As soon as we walked to the New Mexico Museum of Space History yard, my husband started mouth-watering seeing all the rockets he recognized from he was little. At the same time, our wannabe astronaut son couldn’t wait to check them out one by one. Obviously the heat from the New Mexico afternoon sun didn’t bother them at all.
Location: at the top of Highway 2001, Alamogordo, NM 88310.
Visited: June 2014.
When you arrive at New Mexico Museum of Space History, that’s where you go first: John P. Stapp Air & Space Park, the outdoor exhibits. This park consists of large space-related artifacts documenting mankind’s exploration of space; some are donated or on loan to the museum by private collectors. For examples, Sonic Wind I rocket sled ridden by Dr. Stapp and Mercury Capsule.
We moved from one rocket to the others, reading all the information provided, and of course sitting on them when permitted. Shortly after we got to Mercury Capsule, my husband and son pretended they’re the astronauts.
New Mexico Museum of Space History
The museum itself is not very big. Once you pay the entrance fee, you will see sign that will guide you to the first exhibit all the way to the last one. They put the exhibits in a way that help you exploring the museum easily. You won’t miss anything. And, there’s no empty space in this museum.
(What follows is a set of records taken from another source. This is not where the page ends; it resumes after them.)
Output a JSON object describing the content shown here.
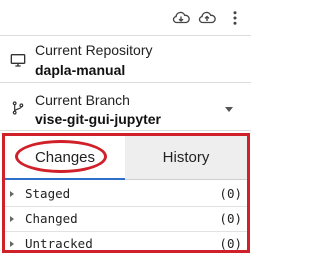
{
  "toolbar": {
    "icons": [
      "cloud-download-icon",
      "cloud-upload-icon",
      "more-vertical-icon"
    ]
  },
  "repository": {
    "caption": "Current Repository",
    "name": "dapla-manual",
    "icon": "monitor-icon"
  },
  "branch": {
    "caption": "Current Branch",
    "name": "vise-git-gui-jupyter",
    "icon": "git-branch-icon"
  },
  "tabs": [
    {
      "label": "Changes",
      "active": true
    },
    {
      "label": "History",
      "active": false
    }
  ],
  "sections": [
    {
      "label": "Staged",
      "count": "(0)"
    },
    {
      "label": "Changed",
      "count": "(0)"
    },
    {
      "label": "Untracked",
      "count": "(0)"
    }
  ],
  "colors": {
    "highlight": "#d0202a",
    "active_tab_underline": "#2f6fc9",
    "inactive_tab_bg": "#eeeeee"
  }
}
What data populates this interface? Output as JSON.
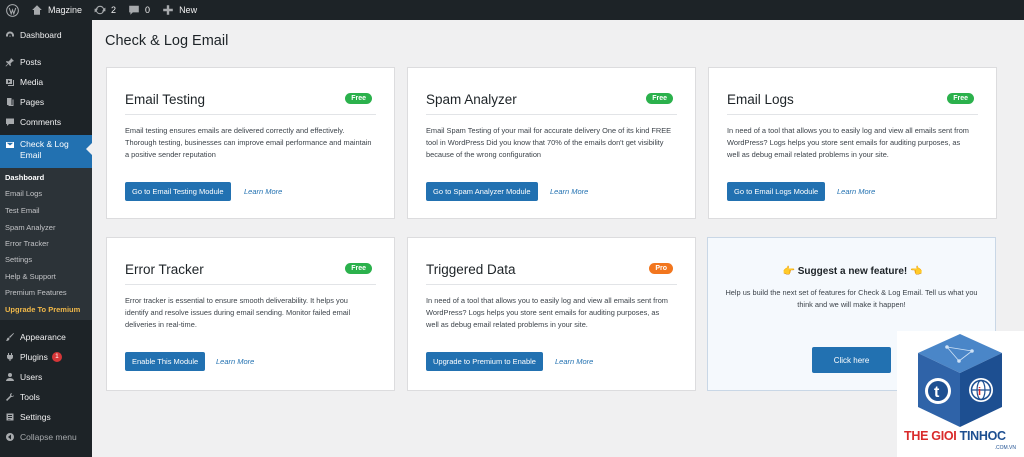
{
  "adminbar": {
    "site_name": "Magzine",
    "updates_count": "2",
    "comments_count": "0",
    "new_label": "New"
  },
  "sidebar": {
    "items": [
      {
        "label": "Dashboard",
        "icon": "dashboard-icon"
      },
      {
        "label": "Posts",
        "icon": "pin-icon"
      },
      {
        "label": "Media",
        "icon": "media-icon"
      },
      {
        "label": "Pages",
        "icon": "pages-icon"
      },
      {
        "label": "Comments",
        "icon": "comment-icon"
      },
      {
        "label": "Check & Log Email",
        "icon": "email-icon"
      },
      {
        "label": "Appearance",
        "icon": "brush-icon"
      },
      {
        "label": "Plugins",
        "icon": "plugin-icon",
        "badge": "1"
      },
      {
        "label": "Users",
        "icon": "users-icon"
      },
      {
        "label": "Tools",
        "icon": "tools-icon"
      },
      {
        "label": "Settings",
        "icon": "settings-icon"
      },
      {
        "label": "Collapse menu",
        "icon": "collapse-icon"
      }
    ],
    "submenu": [
      "Dashboard",
      "Email Logs",
      "Test Email",
      "Spam Analyzer",
      "Error Tracker",
      "Settings",
      "Help & Support",
      "Premium Features",
      "Upgrade To Premium"
    ]
  },
  "page": {
    "title": "Check & Log Email"
  },
  "cards": [
    {
      "title": "Email Testing",
      "badge": "Free",
      "desc": "Email testing ensures emails are delivered correctly and effectively. Thorough testing, businesses can improve email performance and maintain a positive sender reputation",
      "button": "Go to Email Testing Module",
      "link": "Learn More"
    },
    {
      "title": "Spam Analyzer",
      "badge": "Free",
      "desc": "Email Spam Testing of your mail for accurate delivery One of its kind FREE tool in WordPress Did you know that 70% of the emails don't get visibility because of the wrong configuration",
      "button": "Go to Spam Analyzer Module",
      "link": "Learn More"
    },
    {
      "title": "Email Logs",
      "badge": "Free",
      "desc": "In need of a tool that allows you to easily log and view all emails sent from WordPress? Logs helps you store sent emails for auditing purposes, as well as debug email related problems in your site.",
      "button": "Go to Email Logs Module",
      "link": "Learn More"
    },
    {
      "title": "Error Tracker",
      "badge": "Free",
      "desc": "Error tracker is essential to ensure smooth deliverability. It helps you identify and resolve issues during email sending. Monitor failed email deliveries in real-time.",
      "button": "Enable This Module",
      "link": "Learn More"
    },
    {
      "title": "Triggered Data",
      "badge": "Pro",
      "desc": "In need of a tool that allows you to easily log and view all emails sent from WordPress? Logs helps you store sent emails for auditing purposes, as well as debug email related problems in your site.",
      "button": "Upgrade to Premium to Enable",
      "link": "Learn More"
    }
  ],
  "suggest": {
    "title": "👉 Suggest a new feature! 👈",
    "desc": "Help us build the next set of features for Check & Log Email. Tell us what you think and we will make it happen!",
    "button": "Click here"
  },
  "watermark": {
    "brand_red": "THE GIOI",
    "brand_blue": "TINHOC",
    "domain": ".COM.VN"
  },
  "colors": {
    "admin_dark": "#1d2327",
    "accent": "#2271b1",
    "free_badge": "#2bb14c",
    "pro_badge": "#f2761e",
    "upgrade_text": "#f0b849"
  }
}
You’ll find out about why this museum located there and go through some of the Museum’s most celebrated objects like the real moon rock, rare replicas of first man-made satellites, Sputnik and Explorer, and the Gargoyle, an early guided missile. Then you’ll get to know how mankind has adapted to the extreme environmental challenges of space travel. Of course you’ll learn about rocket history and the story of remarkable technology of the satellite, too. Last but certainly not least, you’ll discover about space science in New Mexico and who’s who in the International Space Hall of Fame.
When we were there, we went to watch a movie at their IMAX Theater as well. It was in a separate building in their Educational Center. Oh, how I envied the kids whose doing their summer space camp there. They had superb program. If only there’s one like that around Dallas-Ft. Worth area.
After spending 2.5 hours there, I understood why this museum is featured in Lonely Planet’s newest travel book 50 Museums to Blow Your Mind. It’s not only full with space history, but the artifacts they have… it’s hard to believe you will find it in a city with population a little over 30,000. I can only say one thing: go there when you are in the city!
– Open from 10 a.m. -5 p.m. every Mon, Wed, Thurs, Fri, and Sat. Noon to 5pm every Sun. Closed every Tue and on Christmas and Thanksgiving.
– Admission: Adult $7.00, Children (4-12) $5.00.
– As of July 1, 2016, New Horizons Dome Theater and Planetarium, formerly Tombaugh Theater, opened to the public. It’s the world’s first theater featuring Spitz SciDome 4k Laser FullDome planetarium system.